Scotiabank Giller Prize Spotlight: Brian Thomas Isaac
Brian Thomas Isaac’s novel All the Quiet Places has been longlisted for the 2022 Scotiabank Giller Prize.
Brian Thomas Isaac was born in 1950 on the Okanagan Indian Reserve, situated in south central British Columbia. As a teenager he rode bulls in rodeos, then went on to work in the Northern Alberta oil fields and retired as a bricklayer. Writing is something he has done all of his life. A lover of sports, Brian has coached minor hockey and slow-pitch teams, and when he’s not spending time with his three grandchildren you can find him on the golf course. He lives with his wife in Falkland, BC. All the Quiet Places is Brian’s first book.

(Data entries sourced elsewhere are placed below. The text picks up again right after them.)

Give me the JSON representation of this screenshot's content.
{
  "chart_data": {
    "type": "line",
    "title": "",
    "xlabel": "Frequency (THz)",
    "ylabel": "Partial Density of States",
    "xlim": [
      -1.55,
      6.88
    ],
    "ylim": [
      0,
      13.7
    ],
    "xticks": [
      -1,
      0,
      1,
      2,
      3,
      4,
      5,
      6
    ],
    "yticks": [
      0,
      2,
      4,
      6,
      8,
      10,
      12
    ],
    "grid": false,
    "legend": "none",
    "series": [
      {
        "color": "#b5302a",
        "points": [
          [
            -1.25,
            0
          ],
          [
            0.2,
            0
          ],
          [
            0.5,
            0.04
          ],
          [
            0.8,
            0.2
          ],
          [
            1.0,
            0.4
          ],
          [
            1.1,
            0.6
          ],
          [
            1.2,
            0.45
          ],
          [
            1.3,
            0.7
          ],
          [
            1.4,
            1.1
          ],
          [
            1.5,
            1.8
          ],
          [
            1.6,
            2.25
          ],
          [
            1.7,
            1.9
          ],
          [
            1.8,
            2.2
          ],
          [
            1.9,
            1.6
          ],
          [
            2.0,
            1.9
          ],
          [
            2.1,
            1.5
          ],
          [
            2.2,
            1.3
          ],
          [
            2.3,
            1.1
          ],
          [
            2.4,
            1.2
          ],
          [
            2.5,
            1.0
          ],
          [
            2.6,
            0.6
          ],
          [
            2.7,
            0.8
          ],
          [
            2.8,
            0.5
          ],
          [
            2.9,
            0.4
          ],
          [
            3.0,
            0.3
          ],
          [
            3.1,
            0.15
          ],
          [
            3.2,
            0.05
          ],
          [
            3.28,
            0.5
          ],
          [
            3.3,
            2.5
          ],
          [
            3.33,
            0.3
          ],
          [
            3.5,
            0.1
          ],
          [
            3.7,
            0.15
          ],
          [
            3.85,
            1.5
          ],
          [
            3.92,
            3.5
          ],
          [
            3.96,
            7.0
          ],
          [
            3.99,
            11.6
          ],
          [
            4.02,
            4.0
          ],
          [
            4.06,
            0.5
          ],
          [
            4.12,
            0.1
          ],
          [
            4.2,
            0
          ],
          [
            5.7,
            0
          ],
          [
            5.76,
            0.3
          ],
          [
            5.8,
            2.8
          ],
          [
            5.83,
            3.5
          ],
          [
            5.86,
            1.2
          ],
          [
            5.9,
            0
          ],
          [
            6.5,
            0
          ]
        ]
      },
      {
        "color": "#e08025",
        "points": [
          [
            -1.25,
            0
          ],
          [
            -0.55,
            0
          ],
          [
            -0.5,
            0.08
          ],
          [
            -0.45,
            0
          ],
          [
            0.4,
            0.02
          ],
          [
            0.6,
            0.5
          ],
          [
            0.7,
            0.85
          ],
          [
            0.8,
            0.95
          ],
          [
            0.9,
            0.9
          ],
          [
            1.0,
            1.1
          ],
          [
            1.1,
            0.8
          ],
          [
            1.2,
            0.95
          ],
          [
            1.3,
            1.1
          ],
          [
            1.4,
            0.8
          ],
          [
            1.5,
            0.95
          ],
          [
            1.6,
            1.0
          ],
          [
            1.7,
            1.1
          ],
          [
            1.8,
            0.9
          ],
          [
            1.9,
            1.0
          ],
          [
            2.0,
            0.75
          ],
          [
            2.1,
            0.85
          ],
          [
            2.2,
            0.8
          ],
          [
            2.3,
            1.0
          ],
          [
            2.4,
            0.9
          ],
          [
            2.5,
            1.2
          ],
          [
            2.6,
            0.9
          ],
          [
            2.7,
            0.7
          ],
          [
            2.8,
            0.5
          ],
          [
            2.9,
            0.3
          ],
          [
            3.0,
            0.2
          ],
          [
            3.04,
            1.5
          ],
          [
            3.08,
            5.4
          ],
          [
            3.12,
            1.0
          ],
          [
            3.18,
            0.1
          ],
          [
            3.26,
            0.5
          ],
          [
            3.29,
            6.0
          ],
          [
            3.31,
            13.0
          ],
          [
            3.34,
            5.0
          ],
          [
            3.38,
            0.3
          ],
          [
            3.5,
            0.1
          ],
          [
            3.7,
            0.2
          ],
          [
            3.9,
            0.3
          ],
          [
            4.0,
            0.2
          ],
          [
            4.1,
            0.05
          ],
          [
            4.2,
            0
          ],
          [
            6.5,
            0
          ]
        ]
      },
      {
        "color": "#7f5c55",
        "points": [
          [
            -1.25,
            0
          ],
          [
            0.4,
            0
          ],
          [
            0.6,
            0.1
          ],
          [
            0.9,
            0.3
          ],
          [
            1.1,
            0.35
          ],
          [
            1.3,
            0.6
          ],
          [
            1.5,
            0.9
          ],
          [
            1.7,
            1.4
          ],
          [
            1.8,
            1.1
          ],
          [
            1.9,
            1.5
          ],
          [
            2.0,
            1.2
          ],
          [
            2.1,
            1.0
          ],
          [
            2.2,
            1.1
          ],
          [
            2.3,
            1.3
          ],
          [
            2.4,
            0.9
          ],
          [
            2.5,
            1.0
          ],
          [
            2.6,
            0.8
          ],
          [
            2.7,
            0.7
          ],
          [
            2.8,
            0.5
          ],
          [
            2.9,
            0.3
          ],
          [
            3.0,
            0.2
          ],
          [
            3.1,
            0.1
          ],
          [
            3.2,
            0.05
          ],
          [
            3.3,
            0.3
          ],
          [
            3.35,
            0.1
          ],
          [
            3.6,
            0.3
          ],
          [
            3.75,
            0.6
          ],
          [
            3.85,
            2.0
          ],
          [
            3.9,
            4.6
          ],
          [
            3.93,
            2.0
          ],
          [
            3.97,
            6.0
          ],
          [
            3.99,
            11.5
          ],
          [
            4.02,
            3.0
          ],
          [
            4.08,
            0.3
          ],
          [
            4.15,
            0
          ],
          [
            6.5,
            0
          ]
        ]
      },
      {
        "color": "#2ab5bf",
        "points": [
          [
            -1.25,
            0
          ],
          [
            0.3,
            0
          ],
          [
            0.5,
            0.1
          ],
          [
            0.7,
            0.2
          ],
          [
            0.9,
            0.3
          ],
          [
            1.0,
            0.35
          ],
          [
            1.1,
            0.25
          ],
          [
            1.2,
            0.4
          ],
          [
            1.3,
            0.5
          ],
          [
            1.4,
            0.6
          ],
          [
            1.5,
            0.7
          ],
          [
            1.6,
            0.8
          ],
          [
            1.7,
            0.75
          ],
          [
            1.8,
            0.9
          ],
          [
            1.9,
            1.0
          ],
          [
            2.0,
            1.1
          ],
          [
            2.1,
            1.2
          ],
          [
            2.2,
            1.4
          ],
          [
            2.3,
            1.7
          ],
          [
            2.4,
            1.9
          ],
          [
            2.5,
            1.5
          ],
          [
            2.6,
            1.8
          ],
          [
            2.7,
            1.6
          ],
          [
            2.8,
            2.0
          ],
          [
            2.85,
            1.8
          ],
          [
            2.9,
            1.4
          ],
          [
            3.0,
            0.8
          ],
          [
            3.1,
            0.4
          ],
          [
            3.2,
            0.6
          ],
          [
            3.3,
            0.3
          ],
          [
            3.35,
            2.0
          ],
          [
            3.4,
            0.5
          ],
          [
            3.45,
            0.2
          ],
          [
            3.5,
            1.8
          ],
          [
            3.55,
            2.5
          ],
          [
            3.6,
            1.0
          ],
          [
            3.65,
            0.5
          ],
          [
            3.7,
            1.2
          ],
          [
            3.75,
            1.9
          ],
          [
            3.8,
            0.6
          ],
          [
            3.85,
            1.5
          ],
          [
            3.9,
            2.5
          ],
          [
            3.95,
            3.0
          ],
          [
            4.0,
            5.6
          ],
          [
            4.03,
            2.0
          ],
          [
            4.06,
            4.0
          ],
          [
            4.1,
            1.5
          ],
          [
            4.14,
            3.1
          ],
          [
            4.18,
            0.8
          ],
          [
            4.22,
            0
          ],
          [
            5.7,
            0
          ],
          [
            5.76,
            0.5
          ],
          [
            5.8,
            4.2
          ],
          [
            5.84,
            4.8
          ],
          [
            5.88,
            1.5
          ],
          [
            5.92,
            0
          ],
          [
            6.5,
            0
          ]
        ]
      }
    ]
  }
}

What/who inspires you to write?
The process of writing is what inspires me. Sitting down at my desk and turning on my computer is something I look forward to doing every morning so I can see where the characters will take me.
Do you have a favourite passage/quote from a book?
“The widow gripped her knees in apprehension, stared down at the dreaming surface of the river, and held her breath. Would she see figures there? She hummed a short hymn to stave them off. Rocked back and forth. A small breeze rose. The booming subsided slowly. In the end, the river did nothing.” From Gil Adamson’s book The Outlander. Every paragraph from the book feels like a poem, or story. Genius.
Where is your favourite place to write?
I live a mile up a mountain and I sit at my desk and look out the window at Mount Ida in Salmon Arm, 25 miles away.
Is there an activity you do to help inspire your writing?
I read and read and read.
Do you have a tradition for every time you finish a book?
Years ago I was given a paper doll with no eyes by a professor from Japan. He told me when I finished my book to fill in the eyes. Many years later when I finished this book, I drew in the eyes, and let him know. He was very pleased to hear about it.
What are you reading now?
I am reading Suttree by Cormac McCarthy.
What is your favourite CanLit book?
I read and re-read The Outlander by Gil Adamson followed closely by Medicine Walk by Richard Wagamese.
What would your job be if you weren’t an author?
If I wasn’t a writer I would spend more time with my grandbabies.
What is your favourite book from childhood?
As a young lad, I was captivated by a comic series called Turok: Son of Stone. It was the only book about First Nations I could find.
Is there a book that you find yourself reading over and over again?
I have read The Grapes of Wrath by John Steinbeck many times. The journey felt similar to mine. But it was so dark that I had to put it down several times and catch my breath.
How did you know you wanted to be an author?
I had always felt that I wanted to write, but the day I actually sat down with a blank piece of paper and began, I knew.
What do you hope readers take away from your book
When I wrote All the Quiet Places I really wanted the reader to feel and experience, even just for a moment, what it was like to be a First Nations boy growing up in the 50s and 60s. I wanted them to listen to his story but also to feel the wind, to hear the river, and to look out in wonder at the Range.